Multi-band and nonlinear hopping corrections to the 3D Bose-Fermi Hubbard model

TL;DR

This paper develops an improved 3D Bose-Fermi Hubbard model incorporating multi-band and nonlinear hopping effects, providing a more accurate description of ultracold atom experiments in optical lattices.

Contribution

It introduces a generalized effective Hamiltonian that includes higher-band effects and nonlinear tunneling corrections, improving upon previous models.

Findings

Quantitative explanation of superfluid phase reduction

Emphasizes importance of using bare-lattice Wannier functions

Provides a more accurate effective Hamiltonian for experiments

Abstract

Recent experiments revealed the importance of higher-band effects for the Mott insulator (MI) -- superfluid transition (SF) of ultracold bosonic atoms or mixtures of bosons and fermions in deep optical lattices [Best \emph{et al.}, PRL \textbf{102}, 030408 (2009); Will \emph{et al.}, Nature \textbf{465}, 197 (2010)]. In the present work, we derive an effective lowest-band Hamiltonian in 3D that generalizes the standard Bose-Fermi Hubbard model taking these effects as well as nonlinear corrections of the tunneling amplitudes mediated by interspecies interactions into account.
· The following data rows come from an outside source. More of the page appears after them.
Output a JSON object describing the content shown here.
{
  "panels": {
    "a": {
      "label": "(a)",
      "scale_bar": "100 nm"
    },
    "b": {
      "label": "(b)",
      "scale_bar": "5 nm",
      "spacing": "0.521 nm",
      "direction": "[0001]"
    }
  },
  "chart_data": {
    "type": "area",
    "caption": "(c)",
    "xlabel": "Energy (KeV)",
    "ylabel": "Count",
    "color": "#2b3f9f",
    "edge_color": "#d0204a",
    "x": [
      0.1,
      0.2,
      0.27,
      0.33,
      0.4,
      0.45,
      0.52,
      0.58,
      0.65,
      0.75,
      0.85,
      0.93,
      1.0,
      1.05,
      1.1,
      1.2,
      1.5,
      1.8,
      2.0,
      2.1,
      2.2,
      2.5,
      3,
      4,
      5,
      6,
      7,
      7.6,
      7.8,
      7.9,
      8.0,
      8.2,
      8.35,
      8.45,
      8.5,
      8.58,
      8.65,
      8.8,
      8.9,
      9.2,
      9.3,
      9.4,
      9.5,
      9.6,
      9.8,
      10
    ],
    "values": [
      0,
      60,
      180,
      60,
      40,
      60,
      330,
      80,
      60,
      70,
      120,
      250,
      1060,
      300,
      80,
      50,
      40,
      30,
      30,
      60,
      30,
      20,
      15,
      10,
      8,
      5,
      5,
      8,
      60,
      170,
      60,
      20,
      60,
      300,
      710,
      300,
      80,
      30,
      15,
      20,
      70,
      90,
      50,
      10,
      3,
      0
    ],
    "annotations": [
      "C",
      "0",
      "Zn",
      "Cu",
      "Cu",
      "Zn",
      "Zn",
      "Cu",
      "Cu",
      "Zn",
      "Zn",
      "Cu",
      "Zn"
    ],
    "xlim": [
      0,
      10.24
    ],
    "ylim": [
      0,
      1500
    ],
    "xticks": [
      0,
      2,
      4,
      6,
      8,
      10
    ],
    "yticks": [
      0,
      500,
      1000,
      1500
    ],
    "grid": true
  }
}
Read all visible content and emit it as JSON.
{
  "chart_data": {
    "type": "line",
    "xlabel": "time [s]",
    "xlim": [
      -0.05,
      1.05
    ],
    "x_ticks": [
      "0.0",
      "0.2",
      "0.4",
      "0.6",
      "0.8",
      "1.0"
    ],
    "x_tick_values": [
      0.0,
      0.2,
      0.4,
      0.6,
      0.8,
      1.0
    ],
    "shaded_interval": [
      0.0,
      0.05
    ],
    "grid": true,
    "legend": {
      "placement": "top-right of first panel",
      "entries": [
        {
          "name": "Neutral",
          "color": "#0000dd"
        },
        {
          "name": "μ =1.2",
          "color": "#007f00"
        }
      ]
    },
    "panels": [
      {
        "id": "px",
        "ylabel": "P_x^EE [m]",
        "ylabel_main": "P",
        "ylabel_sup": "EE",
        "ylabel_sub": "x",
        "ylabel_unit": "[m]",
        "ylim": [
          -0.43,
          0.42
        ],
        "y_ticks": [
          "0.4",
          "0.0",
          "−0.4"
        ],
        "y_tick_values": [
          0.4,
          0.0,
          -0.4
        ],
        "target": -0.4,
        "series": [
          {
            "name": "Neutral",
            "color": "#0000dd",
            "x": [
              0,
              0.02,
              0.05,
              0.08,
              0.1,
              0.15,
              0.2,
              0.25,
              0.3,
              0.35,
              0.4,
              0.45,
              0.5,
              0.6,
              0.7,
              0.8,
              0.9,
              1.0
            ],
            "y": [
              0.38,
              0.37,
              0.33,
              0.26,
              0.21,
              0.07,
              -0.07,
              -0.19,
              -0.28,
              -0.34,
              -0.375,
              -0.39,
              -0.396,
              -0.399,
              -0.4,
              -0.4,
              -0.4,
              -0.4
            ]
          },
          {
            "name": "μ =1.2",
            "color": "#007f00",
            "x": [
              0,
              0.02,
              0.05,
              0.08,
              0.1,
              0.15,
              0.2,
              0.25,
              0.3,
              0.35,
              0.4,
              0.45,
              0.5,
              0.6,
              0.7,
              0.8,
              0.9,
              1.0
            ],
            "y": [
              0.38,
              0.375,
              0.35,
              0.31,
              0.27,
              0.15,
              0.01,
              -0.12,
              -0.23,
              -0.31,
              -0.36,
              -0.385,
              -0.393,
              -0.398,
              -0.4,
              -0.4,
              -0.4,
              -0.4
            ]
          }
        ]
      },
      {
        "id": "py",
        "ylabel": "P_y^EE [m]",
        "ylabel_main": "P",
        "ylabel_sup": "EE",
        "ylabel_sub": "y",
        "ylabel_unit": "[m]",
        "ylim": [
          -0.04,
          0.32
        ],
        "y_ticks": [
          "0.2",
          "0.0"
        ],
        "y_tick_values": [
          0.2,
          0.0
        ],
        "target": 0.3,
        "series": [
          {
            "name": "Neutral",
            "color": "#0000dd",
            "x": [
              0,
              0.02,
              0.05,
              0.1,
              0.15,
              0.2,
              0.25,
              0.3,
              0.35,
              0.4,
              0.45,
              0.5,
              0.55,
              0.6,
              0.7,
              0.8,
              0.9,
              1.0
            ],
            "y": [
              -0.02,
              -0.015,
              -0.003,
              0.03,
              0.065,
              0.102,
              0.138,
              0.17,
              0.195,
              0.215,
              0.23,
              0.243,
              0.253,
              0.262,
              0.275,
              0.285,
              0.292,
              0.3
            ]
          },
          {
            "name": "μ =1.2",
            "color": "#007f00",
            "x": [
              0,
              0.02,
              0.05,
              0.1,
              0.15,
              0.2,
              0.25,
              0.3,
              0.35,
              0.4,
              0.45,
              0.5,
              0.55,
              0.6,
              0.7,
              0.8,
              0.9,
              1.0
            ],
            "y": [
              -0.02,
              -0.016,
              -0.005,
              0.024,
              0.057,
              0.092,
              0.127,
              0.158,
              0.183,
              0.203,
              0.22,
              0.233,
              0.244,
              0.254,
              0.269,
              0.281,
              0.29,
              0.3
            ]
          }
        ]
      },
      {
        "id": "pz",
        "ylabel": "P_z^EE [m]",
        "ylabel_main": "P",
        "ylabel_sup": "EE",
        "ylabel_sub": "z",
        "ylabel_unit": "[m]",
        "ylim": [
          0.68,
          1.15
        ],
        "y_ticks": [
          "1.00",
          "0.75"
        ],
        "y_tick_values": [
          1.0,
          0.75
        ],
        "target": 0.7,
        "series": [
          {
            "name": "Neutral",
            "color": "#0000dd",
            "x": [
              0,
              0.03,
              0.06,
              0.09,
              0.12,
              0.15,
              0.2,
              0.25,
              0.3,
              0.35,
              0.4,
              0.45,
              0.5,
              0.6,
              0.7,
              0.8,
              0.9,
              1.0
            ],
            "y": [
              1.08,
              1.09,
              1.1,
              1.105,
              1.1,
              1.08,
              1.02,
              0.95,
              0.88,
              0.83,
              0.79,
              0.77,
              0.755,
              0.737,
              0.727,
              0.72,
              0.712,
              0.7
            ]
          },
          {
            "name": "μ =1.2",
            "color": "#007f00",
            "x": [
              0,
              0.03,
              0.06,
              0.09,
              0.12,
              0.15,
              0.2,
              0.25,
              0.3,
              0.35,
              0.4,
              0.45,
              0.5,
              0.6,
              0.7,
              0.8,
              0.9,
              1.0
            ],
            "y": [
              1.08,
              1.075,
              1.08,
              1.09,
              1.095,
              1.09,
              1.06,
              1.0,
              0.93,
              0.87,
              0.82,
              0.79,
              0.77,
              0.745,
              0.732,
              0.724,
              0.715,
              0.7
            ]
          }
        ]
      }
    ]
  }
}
It is shown that a correct description of the lattice states in terms of the bare-lattice Wannier functions rather than approximations such as harmonic oscillator states is essential. In contrast to self-consistent approaches based on effective Wannier functions our approach provides a quantitative explanation of the observed reduction of the superfluid phase for repulsive interspecies interactions.